Rumours were again swirling around Cadbury Schweppes this weekend, after the world's largest private label soft drinks maker said it was eyeing a move for the group's US drinks arm.
Canada's Cott Corporation said it had been approached by other interested parties over Cadbury's Americas Beverages division, and was "exploring the potential benefits of participating in possible industry consolidation".
Talks with legal and financial advisors had also begun, the firm added.
News of Cott's interest will add weight to speculation that Cadbury is likely to spin off its US beverages arm, which includes the 7UP and Dr Pepper brands, following its recent decision to split this business from its confectionery division.
Some analysts have considered a sale of Cadbury's US drinks arm likely for some time, but have met repeated denials from the firm.
Cadbury has privately described the business as a "cash cow", generating high revenue that can be farmed into investment for the confectionery and chewing gum divisions.
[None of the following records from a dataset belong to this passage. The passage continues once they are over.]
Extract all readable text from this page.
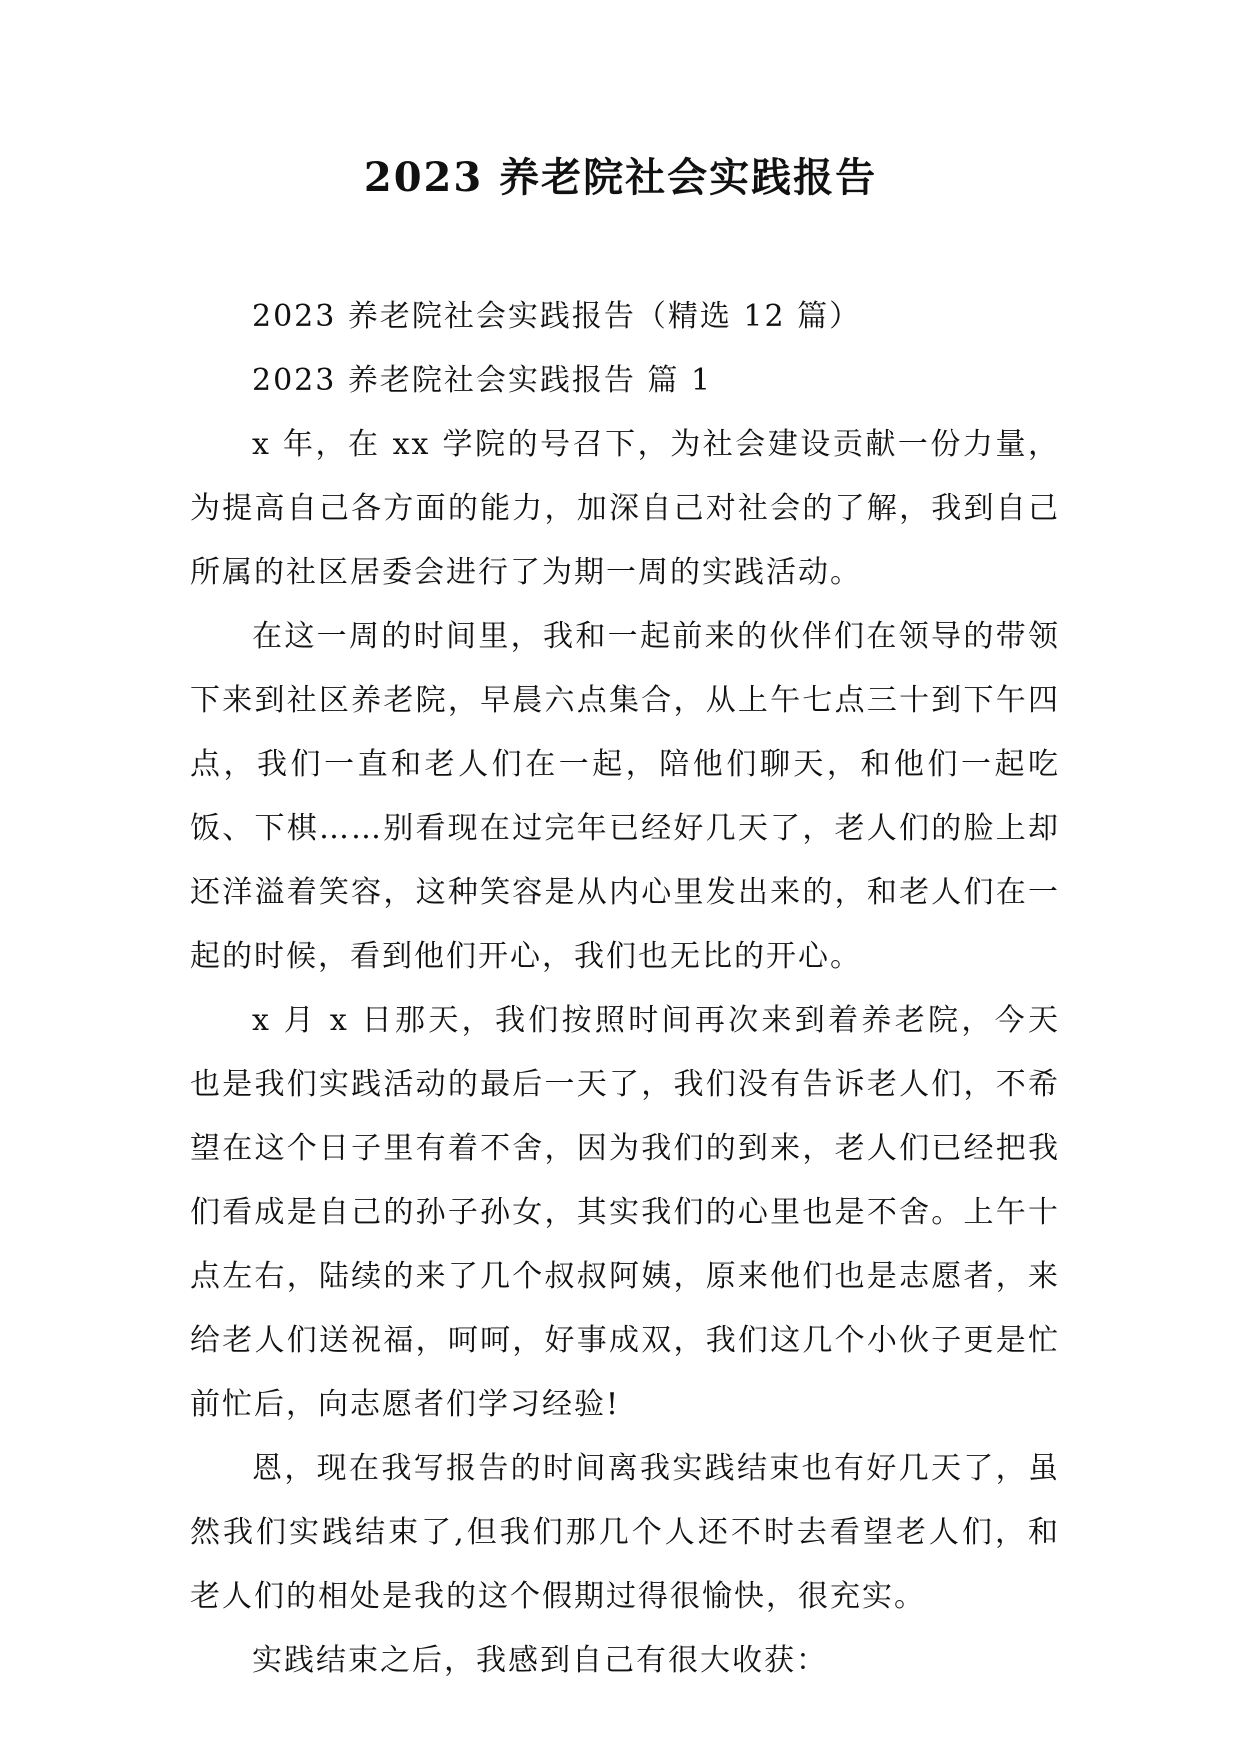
2023 养老院社会实践报告

2023 养老院社会实践报告（精选 12 篇）

2023 养老院社会实践报告 篇 1

x 年，在 xx 学院的号召下，为社会建设贡献一份力量，为提高自己各方面的能力，加深自己对社会的了解，我到自己所属的社区居委会进行了为期一周的实践活动。

在这一周的时间里，我和一起前来的伙伴们在领导的带领下来到社区养老院，早晨六点集合，从上午七点三十到下午四点，我们一直和老人们在一起，陪他们聊天，和他们一起吃饭、下棋……别看现在过完年已经好几天了，老人们的脸上却还洋溢着笑容，这种笑容是从内心里发出来的，和老人们在一起的时候，看到他们开心，我们也无比的开心。

x 月 x 日那天，我们按照时间再次来到着养老院，今天也是我们实践活动的最后一天了，我们没有告诉老人们，不希望在这个日子里有着不舍，因为我们的到来，老人们已经把我们看成是自己的孙子孙女，其实我们的心里也是不舍。上午十点左右，陆续的来了几个叔叔阿姨，原来他们也是志愿者，来给老人们送祝福，呵呵，好事成双，我们这几个小伙子更是忙前忙后，向志愿者们学习经验!

恩，现在我写报告的时间离我实践结束也有好几天了，虽然我们实践结束了,但我们那几个人还不时去看望老人们，和老人们的相处是我的这个假期过得很愉快，很充实。

实践结束之后，我感到自己有很大收获：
Now, that may change. Cadbury's decision to split its business comes after the firm last year sold its European soft drinks division to private equity for £1.4bn.
And the split was also accompanied by results of an internal review, which found "significant opportunities" for higher margins and sales in confectionery, but fell short of a similar optimism for beverages.
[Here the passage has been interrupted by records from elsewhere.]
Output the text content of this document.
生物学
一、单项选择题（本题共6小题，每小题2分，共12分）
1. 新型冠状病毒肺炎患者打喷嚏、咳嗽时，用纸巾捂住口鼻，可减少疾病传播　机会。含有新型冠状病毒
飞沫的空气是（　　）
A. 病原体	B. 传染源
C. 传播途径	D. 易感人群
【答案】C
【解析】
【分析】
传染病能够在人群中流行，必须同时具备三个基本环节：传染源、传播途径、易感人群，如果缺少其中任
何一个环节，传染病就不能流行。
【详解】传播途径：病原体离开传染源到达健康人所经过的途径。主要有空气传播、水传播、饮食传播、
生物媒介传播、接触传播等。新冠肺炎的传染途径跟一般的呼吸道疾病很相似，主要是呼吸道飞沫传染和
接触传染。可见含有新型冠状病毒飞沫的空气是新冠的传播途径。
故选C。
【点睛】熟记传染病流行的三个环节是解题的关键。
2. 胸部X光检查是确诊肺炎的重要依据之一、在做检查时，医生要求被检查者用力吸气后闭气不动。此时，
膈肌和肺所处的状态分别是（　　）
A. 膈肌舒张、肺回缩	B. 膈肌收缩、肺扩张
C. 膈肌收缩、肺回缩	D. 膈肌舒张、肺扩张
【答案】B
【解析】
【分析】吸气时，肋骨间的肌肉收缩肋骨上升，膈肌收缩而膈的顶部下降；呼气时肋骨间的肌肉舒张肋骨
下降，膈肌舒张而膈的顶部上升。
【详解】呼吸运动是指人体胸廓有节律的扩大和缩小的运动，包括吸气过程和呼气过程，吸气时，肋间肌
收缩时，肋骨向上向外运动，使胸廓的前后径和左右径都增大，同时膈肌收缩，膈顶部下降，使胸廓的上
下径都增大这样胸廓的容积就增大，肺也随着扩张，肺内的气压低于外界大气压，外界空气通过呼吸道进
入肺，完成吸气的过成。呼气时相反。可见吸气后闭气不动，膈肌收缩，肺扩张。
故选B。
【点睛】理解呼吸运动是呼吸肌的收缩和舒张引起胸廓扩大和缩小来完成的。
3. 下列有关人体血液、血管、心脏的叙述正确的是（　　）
An offer for Americas Beverages from Cott Corporation could see the group emerge from shadows of private label soft drinks for the first time.
It has been a painful period for Cott, which was hit hard by falling demand for carbonated soft drinks and has been forced into job cuts and restructuring in North America over the last couple of years.
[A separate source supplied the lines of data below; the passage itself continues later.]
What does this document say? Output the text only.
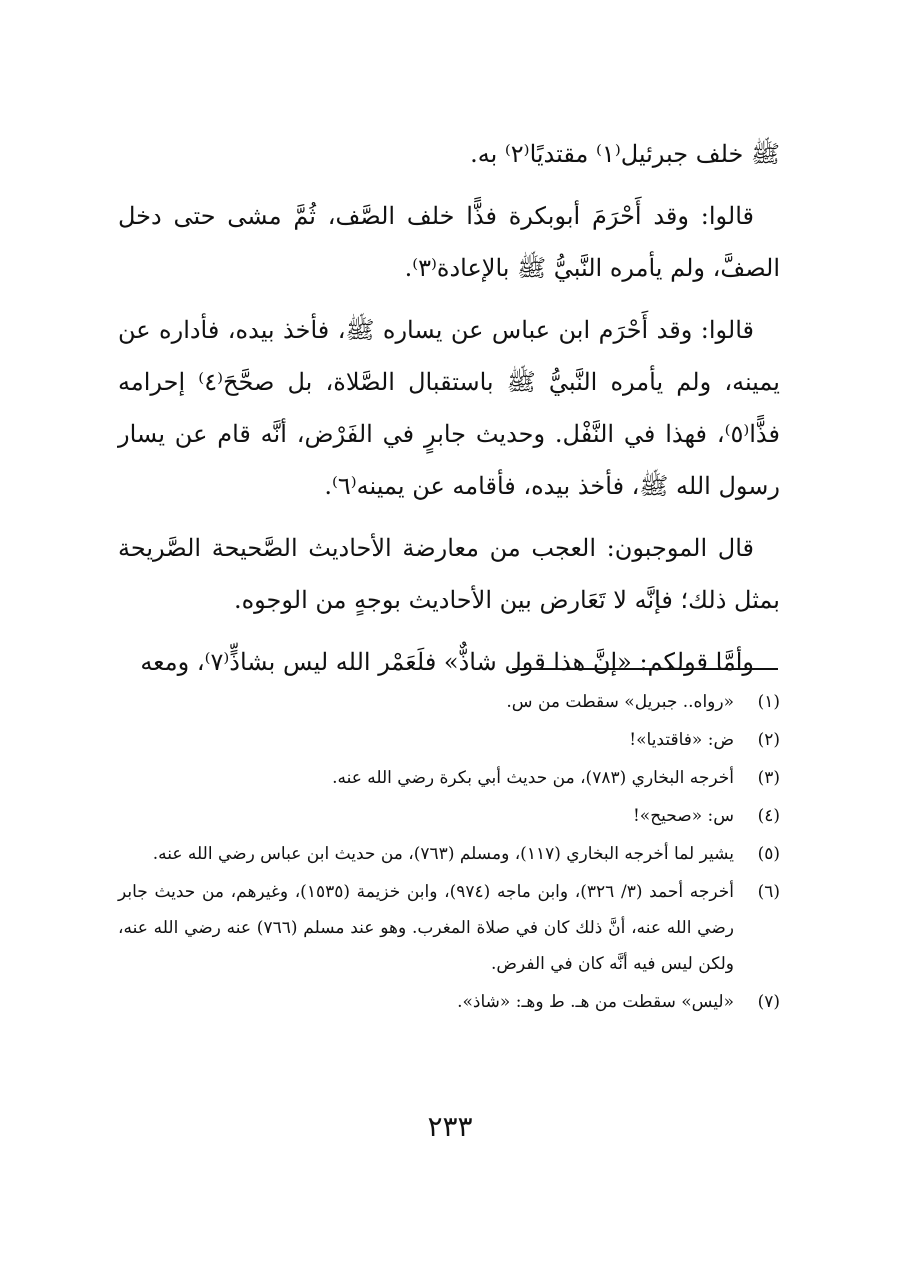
ﷺ خلف جبرئيل⁽١⁾ مقتديًا⁽٢⁾ به.

قالوا: وقد أَحْرَمَ أبوبكرة فذًّا خلف الصَّف، ثُمَّ مشى حتى دخل الصفَّ، ولم يأمره النَّبيُّ ﷺ بالإعادة⁽٣⁾.

قالوا: وقد أَحْرَم ابن عباس عن يساره ﷺ، فأخذ بيده، فأداره عن يمينه، ولم يأمره النَّبيُّ ﷺ باستقبال الصَّلاة، بل صحَّحَ⁽٤⁾ إحرامه فذًّا⁽٥⁾، فهذا في النَّفْل. وحديث جابرٍ في الفَرْض، أنَّه قام عن يسار رسول الله ﷺ، فأخذ بيده، فأقامه عن يمينه⁽٦⁾.

قال الموجبون: العجب من معارضة الأحاديث الصَّحيحة الصَّريحة بمثل ذلك؛ فإنَّه لا تَعَارض بين الأحاديث بوجهٍ من الوجوه.

وأمَّا قولكم: «إنَّ هذا قول شاذٌّ» فلَعَمْر الله ليس بشاذٍّ⁽٧⁾، ومعه

(١)
«رواه.. جبريل» سقطت من س.
(٢)
ض: «فاقتديا»!
(٣)
أخرجه البخاري (٧٨٣)، من حديث أبي بكرة رضي الله عنه.
(٤)
س: «صحيح»!
(٥)
يشير لما أخرجه البخاري (١١٧)، ومسلم (٧٦٣)، من حديث ابن عباس رضي الله عنه.
(٦)
أخرجه أحمد (٣/ ٣٢٦)، وابن ماجه (٩٧٤)، وابن خزيمة (١٥٣٥)، وغيرهم، من حديث جابر رضي الله عنه، أنَّ ذلك كان في صلاة المغرب. وهو عند مسلم (٧٦٦) عنه رضي الله عنه، ولكن ليس فيه أنَّه كان في الفرض.
(٧)
«ليس» سقطت من هـ. ط وهـ: «شاذ».
٢٣٣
Cott' 's sales would have dipped 3.6 per cent in 2006 had it not been for the group's takeover of Macaw in the UK.
It is thought private equity companies could be the 'interested parties' to have approached Cott.
"Some people in private equity might be invited by the cash flow of the beverage business," Julian Lakin, analyst at Mirabaud Securities, told BeverageDaily.com immediately after Cadbury announced the split.
Lion Capital and Blackstone Group are two private equity groups already linked to a possible move for Cadbury's drinks arm.